Każdy kto choć raz zetknął się z tematyką survivalową czy to w książce, telewizji czy też własnym życiu mógłby z grubsza wyobrazić sobie tematyke i kształt czegoś co nazywamy szkoleniem survivalowym – wyjazd w teren, założenie obozu i wsłuchiwanie się w wiedzę płynącą z ust instruktora co jakiś czas przeplataną zajęciami praktycznymi, a następnie powrót do domu o z góry znanej porze. Jak się okazało w przypadku Survival Test, nic bardziej mylnego..

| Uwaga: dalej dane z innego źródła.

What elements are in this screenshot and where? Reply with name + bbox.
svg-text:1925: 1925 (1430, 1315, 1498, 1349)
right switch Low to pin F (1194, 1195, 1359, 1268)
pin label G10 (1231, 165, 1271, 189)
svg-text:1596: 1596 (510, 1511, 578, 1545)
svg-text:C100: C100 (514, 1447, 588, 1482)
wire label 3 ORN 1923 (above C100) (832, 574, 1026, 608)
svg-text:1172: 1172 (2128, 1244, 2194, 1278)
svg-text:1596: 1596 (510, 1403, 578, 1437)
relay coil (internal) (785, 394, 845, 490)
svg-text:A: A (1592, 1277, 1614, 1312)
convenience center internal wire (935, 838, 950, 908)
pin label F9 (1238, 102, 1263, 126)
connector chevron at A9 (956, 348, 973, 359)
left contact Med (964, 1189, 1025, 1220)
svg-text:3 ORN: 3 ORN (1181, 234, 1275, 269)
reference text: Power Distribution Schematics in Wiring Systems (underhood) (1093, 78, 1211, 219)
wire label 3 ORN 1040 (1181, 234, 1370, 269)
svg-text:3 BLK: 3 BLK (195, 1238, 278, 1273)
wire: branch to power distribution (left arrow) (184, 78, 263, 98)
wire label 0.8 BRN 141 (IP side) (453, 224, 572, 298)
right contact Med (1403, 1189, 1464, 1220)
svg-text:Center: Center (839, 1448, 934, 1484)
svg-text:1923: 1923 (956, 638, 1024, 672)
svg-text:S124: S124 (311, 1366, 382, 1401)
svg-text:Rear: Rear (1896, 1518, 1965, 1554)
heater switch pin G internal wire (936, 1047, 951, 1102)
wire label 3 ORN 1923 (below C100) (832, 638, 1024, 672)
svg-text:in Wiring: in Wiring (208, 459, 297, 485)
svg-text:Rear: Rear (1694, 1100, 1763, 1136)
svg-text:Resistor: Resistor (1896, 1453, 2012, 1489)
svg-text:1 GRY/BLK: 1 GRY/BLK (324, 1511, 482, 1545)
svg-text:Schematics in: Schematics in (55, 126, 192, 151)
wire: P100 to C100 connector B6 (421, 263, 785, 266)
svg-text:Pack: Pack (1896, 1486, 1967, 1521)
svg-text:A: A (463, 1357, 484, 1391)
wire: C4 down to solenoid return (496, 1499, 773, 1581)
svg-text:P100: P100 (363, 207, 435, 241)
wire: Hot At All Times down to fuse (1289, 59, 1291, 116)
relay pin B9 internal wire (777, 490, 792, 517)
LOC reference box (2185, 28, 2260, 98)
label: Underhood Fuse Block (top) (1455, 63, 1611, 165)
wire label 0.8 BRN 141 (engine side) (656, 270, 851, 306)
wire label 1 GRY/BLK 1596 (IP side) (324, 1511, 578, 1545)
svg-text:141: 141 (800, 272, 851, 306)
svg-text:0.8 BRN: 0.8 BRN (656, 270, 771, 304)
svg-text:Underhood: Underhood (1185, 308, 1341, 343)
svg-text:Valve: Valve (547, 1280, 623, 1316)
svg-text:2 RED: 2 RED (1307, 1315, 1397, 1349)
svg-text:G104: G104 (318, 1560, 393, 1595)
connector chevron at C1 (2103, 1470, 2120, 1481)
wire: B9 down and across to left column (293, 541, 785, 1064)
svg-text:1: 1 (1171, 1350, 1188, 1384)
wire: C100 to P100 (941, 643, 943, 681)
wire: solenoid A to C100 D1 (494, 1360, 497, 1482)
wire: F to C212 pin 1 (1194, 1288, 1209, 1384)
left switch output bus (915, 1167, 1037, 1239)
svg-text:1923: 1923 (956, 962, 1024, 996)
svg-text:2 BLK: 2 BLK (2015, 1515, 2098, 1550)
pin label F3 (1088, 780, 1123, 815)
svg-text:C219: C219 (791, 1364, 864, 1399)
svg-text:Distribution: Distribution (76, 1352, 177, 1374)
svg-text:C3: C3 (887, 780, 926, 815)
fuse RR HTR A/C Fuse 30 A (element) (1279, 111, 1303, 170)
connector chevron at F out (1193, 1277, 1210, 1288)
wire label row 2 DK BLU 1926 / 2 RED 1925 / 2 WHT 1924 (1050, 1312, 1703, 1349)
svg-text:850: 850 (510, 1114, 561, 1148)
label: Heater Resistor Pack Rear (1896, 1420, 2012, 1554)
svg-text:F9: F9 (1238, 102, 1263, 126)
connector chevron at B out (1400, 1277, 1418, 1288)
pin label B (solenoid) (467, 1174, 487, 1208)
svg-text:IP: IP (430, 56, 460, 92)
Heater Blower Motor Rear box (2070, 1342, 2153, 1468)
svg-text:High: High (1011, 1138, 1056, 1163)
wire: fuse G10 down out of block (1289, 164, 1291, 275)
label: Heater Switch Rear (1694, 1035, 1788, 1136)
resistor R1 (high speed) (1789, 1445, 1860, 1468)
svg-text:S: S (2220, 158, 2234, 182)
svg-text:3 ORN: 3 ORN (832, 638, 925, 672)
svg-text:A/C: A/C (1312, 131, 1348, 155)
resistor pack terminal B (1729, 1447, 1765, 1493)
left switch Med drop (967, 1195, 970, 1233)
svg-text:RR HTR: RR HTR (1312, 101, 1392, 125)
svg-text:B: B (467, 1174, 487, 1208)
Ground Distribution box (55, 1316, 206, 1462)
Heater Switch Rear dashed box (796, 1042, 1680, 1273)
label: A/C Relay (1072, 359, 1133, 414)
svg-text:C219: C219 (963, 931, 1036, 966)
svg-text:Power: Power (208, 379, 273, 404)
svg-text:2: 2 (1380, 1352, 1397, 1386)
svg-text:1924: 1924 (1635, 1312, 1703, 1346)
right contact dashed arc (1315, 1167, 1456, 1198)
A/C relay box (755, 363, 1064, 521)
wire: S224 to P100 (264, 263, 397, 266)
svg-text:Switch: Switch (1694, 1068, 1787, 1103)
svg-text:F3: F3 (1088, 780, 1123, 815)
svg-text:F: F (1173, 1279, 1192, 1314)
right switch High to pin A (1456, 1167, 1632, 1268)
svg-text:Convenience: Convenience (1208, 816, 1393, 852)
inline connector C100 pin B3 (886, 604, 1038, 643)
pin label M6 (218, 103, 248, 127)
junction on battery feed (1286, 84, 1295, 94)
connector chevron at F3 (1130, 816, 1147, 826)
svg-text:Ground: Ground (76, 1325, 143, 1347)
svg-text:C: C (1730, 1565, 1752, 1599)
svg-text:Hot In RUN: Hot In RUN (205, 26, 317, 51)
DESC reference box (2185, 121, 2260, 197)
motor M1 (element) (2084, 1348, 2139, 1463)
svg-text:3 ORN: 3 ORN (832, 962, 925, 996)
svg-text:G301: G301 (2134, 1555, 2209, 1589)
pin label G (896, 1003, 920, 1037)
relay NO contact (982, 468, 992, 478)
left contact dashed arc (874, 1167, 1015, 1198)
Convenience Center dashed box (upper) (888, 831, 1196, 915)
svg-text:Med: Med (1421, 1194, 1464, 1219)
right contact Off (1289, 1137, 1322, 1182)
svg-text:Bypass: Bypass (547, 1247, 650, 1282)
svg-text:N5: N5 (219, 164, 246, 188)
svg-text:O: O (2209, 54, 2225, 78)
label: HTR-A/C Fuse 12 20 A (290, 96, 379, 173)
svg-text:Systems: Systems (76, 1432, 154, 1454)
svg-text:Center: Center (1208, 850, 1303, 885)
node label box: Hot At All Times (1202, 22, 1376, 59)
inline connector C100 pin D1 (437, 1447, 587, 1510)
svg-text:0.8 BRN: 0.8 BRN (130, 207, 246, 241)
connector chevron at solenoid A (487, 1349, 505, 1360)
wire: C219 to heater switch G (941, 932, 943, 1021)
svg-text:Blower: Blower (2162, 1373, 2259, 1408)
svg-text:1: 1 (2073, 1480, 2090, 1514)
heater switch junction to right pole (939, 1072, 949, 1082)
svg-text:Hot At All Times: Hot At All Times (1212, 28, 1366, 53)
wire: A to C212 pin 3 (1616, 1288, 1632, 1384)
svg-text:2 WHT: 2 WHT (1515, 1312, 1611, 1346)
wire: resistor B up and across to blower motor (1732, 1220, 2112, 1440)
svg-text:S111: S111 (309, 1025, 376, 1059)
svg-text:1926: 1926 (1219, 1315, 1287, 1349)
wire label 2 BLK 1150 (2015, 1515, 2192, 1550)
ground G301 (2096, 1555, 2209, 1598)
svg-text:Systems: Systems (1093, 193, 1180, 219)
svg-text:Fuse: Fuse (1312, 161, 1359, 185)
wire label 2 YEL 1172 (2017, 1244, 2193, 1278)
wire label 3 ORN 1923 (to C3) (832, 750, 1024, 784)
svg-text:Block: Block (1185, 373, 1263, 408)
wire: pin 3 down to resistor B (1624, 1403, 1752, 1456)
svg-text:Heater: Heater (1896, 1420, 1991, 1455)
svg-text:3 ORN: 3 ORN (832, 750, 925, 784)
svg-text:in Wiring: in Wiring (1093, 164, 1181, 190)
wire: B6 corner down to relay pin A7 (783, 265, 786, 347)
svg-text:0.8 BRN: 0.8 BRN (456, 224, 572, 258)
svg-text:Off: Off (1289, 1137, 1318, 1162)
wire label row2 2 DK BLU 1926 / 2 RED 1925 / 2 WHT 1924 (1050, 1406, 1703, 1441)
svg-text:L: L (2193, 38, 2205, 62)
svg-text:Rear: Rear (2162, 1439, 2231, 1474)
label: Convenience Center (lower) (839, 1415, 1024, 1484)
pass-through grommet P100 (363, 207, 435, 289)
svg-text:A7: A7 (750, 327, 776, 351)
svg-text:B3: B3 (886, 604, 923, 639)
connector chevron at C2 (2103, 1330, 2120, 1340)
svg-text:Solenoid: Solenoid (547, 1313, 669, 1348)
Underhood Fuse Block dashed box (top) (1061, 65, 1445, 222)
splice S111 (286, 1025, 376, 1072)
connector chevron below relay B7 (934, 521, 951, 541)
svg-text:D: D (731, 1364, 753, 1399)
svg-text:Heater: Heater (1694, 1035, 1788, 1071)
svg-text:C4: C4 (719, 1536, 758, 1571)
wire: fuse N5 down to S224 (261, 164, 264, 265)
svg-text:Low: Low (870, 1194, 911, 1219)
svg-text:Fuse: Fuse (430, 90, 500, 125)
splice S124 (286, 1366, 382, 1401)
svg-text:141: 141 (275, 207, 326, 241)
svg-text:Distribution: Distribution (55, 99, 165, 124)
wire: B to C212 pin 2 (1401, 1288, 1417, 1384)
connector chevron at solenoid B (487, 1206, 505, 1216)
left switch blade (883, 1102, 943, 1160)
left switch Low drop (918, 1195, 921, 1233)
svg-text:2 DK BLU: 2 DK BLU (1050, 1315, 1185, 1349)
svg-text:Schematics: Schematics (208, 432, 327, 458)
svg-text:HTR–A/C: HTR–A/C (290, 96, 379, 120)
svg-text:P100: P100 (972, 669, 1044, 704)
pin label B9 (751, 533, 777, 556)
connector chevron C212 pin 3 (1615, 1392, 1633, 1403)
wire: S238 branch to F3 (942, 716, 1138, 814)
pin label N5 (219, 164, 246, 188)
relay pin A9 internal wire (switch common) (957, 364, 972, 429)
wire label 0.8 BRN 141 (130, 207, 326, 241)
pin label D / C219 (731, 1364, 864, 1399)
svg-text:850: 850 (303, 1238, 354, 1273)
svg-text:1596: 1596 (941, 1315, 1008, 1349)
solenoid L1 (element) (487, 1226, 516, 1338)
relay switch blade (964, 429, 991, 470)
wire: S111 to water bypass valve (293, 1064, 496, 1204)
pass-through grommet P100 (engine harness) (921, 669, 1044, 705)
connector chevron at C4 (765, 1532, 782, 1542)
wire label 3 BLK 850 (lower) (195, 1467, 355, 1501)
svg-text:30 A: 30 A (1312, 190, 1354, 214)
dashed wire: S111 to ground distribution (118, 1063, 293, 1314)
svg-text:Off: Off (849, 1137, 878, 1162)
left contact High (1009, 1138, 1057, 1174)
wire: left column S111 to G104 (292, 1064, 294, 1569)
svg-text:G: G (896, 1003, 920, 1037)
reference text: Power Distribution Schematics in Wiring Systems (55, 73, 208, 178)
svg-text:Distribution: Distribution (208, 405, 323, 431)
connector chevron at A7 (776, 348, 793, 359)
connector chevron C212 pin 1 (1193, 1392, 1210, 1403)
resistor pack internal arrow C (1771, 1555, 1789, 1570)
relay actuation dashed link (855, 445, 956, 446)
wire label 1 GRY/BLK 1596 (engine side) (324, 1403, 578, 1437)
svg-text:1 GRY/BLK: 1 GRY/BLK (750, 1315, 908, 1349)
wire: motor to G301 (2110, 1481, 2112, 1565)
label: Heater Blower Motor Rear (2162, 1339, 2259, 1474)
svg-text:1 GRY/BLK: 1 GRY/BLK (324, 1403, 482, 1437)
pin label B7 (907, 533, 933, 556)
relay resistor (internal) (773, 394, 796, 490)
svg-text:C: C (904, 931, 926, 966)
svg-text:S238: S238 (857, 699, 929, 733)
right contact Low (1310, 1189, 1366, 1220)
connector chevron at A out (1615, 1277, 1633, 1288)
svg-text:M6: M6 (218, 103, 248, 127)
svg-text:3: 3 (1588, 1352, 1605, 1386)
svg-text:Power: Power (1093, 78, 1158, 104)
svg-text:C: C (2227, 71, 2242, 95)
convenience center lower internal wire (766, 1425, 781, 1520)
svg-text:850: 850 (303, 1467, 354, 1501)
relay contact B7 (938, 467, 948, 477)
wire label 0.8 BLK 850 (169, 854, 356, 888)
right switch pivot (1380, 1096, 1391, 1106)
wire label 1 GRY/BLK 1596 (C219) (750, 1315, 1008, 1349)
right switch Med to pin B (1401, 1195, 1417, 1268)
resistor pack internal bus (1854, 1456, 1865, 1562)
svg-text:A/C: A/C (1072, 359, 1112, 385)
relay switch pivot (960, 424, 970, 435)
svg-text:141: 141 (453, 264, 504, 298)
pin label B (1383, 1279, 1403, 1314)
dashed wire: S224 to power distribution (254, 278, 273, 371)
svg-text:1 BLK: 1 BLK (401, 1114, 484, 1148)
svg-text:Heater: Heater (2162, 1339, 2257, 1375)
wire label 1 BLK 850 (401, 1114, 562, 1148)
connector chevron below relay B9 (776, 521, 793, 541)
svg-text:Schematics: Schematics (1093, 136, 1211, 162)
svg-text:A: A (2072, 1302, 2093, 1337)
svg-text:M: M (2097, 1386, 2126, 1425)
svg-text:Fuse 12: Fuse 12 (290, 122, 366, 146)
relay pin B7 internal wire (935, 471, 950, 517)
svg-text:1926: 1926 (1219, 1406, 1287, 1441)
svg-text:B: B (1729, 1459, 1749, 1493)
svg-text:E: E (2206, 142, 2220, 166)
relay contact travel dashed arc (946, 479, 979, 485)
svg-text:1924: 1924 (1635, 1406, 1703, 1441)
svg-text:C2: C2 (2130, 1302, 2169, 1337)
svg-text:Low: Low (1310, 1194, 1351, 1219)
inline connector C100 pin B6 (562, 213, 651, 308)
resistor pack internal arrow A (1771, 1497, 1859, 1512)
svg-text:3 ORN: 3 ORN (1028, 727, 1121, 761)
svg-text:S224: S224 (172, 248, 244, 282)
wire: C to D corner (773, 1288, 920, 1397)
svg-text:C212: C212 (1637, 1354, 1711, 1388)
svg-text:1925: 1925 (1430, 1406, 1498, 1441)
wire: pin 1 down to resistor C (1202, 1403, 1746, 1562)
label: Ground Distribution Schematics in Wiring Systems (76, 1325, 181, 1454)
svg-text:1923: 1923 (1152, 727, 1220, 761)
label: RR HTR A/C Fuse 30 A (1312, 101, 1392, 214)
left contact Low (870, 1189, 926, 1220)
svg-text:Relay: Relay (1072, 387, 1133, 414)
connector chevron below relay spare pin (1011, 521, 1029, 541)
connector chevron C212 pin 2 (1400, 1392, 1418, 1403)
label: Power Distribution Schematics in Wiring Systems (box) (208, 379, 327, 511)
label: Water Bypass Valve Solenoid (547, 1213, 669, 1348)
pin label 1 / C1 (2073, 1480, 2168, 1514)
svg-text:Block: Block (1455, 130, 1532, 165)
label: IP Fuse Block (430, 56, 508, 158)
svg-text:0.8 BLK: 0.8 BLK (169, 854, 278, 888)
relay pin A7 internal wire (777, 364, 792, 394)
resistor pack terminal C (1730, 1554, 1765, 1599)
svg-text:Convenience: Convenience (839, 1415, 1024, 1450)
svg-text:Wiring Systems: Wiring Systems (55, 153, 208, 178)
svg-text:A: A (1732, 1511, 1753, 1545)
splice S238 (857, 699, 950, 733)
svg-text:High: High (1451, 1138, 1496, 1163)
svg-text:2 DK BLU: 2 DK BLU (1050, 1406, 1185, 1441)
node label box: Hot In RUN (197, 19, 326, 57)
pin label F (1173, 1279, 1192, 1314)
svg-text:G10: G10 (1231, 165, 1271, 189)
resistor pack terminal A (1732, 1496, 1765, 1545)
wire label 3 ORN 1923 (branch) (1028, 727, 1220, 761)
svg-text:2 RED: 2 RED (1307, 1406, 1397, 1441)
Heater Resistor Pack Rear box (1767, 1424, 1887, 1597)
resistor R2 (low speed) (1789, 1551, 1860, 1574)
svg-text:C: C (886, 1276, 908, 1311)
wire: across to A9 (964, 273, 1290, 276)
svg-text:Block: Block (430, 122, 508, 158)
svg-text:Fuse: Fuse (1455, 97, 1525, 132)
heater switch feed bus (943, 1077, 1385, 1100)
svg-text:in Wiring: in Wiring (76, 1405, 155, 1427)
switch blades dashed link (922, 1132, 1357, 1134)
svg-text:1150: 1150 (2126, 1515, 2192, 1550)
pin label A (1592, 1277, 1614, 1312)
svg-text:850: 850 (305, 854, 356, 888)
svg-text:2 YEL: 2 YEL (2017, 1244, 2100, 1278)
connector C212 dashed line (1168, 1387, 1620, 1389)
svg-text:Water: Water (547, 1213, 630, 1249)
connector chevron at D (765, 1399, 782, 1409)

Szok, niedowierzanie i na pewno strach – te uczucia zagościły w głowach wszystkich uczestników już kilka chwil po rozpoczęciu kursu. Osiem obcych sobie osób, każda z nich z innej bajki, postawionych zostało przed sytuacją, którą można porównać do stania po uszy w bagnie. Tak jak w przypadku filmów Alfreda Hitchcocka – zaczęło się od trzęsienia ziemi, a potem napięcie już tylko rosło.
Inicjatywa, współpraca i humor nie do zdarcia – te trzy rzeczy połączone z ogromem wiedzy przekazanej przez świetnych instruktorów, zadecydowały o sukcesie, przetrwaniu całego zespołu. Wraz końcem tego zimnego listopadowego weekendu, każdy z nas stał się bogatszy przede wszystkim w wiedzę o samym sobie.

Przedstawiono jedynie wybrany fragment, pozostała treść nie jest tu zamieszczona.